Cet album a été enregistré le 19 février 1966, entre New Thing at Newport et Three for a quarter, one for a dime (pour être rigoureux, une partie d’On this night a été enregistrée après le festival de Newport). Il succède donc à un autre Live, le nom d’Archie Shepp accolé à celui de Coltrane a assuré un certain succès commercial et Shepp gagne en notoriété. Il se doit par contrat de faire deux albums par an, ce qui lui assure des revenus réguliers et un confort non négligeable, ses relations avec Bob Thiele sont alors excellentes, elles connaîtront un froid lorsque celui-ci, en 1969, constatera qu’Archie enregistrera une série d’albums pour BYG…
Mais pour l’heure tout va bien, Roswell Rudd, ami fidèle, est aussi le signataire du très bref Keep Your Heart Right qui ouvre l’album, à la façon d’un clin d’œil pré-bop … La version de The Lady Sings The Blues qui lui succède est absolument superbe, elle transpire d’émotion sous les envolées des duettistes Archie Shepp et Roswell Rudd qui échangent, dialoguent, serpentent en duo tout au long de ce blues arrangé par Herbie Nichols…
Archie se met au piano pour Sylvia, accompagné par la section rythmique, il ne maîtrise pas encore l’instrument aussi bien qu’il le fera un peu plus tard, mais dans le registre de la ballade sentimentale, il s’en sort très bien, le toucher et le rythme suffisent à véhiculer l’émotion.
The Wedding est basé sur un “preaching” d’Archie Shepp, dans la lignée de Scag ou , un peu plus tard, de Malcom semper Malcom.
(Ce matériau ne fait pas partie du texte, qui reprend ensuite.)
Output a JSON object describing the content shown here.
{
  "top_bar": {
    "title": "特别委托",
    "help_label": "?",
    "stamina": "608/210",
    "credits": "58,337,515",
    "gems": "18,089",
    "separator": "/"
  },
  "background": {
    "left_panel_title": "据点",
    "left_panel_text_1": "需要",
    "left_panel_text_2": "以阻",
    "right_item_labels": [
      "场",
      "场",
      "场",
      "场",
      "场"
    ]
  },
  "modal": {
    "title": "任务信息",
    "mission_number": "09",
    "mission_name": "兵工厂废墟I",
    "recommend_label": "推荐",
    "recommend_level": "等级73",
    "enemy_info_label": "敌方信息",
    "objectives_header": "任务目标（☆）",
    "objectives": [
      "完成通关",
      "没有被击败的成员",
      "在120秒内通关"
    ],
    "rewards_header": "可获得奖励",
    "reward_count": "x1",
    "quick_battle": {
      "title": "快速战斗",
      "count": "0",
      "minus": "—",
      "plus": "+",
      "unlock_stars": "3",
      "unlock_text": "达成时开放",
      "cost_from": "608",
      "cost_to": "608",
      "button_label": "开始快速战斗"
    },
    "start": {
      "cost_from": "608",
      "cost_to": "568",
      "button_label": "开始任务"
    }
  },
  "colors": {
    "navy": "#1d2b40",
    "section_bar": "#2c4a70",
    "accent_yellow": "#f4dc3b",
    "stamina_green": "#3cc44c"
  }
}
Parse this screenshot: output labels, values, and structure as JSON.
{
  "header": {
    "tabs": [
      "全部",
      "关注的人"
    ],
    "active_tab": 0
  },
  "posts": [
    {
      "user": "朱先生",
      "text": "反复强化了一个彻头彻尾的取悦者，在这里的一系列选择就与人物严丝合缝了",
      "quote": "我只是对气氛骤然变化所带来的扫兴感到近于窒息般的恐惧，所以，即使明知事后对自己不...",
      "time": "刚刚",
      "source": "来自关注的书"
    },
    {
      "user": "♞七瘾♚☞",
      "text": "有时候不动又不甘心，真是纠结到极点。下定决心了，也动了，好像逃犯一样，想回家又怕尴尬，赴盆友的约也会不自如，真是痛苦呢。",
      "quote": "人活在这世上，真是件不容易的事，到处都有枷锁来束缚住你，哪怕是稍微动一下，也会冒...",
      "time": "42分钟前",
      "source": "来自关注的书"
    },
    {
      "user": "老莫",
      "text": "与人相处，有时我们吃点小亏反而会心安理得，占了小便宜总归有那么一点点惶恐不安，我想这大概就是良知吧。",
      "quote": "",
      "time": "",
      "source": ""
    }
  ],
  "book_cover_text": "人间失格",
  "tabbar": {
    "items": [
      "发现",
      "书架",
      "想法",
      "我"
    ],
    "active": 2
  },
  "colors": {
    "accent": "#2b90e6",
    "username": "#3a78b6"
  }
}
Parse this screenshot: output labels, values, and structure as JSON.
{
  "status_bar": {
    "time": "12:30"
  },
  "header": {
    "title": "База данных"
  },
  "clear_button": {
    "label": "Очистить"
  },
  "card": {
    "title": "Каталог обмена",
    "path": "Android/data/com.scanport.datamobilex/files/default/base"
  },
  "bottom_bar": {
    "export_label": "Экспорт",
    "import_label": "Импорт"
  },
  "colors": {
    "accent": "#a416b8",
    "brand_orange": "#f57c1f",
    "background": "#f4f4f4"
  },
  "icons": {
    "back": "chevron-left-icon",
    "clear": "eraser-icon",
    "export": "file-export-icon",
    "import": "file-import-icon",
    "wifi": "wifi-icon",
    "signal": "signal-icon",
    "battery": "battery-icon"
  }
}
Ce récitatif prend sa racine dans les traditions ancestrales venues d’Afrique, il n’est donc pas étonnant de les retrouver avec constance chez celui qui déclara : « Je ne suis pas Américain, je suis Afro-Américain et je tiens que ce soit clair pour toujours ».Le preaching atteint ici la perfection dans le phrasé et la déclamation, accompagné par la seule basse de Lewis Worrell.
Wherever June Bugs Go est une composition d’Archie Shepp de plus de dix minutes, c’est la plus longue de l’album. Sur un tempo assez lent elle offre à chacun un espace d’expression, Roswell Rudd s’y montre gourmand, à son avantage, entre lyrisme et déchirements bluesy. Beaver Harris fait montre de ses immenses qualités de coloriste, avec une musicalité incomparable, tout en s’affichant métronome si le besoin s’en fait sentir. La basse se fait ici particulièrement mélodieuse et répétitive. Par ailleurs il semble bien que les bassistes jouent à tour de rôle sur cet album, mais peu souvent ensemble.
Pour ce qui est d’Archie Shepp, gardons le meilleur pour la fin, c’est en effet sur le dernier titre, In A Sentimental Mood, la reprise d’Ellington, qu’il sort le grand jeu ! Après une introduction très free au ténor seul, Shepp bascule abruptement dans l’exposé du thème, interprétant une des meilleures versions de ce titre que je connaisse. Tout en respectant l’esprit d’Ellington, presque scrupuleusement, comme pour excuser l’intro incandescente, Archie Shepp joue de sa sonorité si personnelle, chaude avec cette petite pointe acide qui la caractérise, pour graver cette mémorable version, qu’il complètera plus tard sur The Way Ahead par une autre version d’anthologie de Sophisticated Lady, cette fois.
Un bel album de Shepp, à ne pas négliger car il contient quelques belles plages.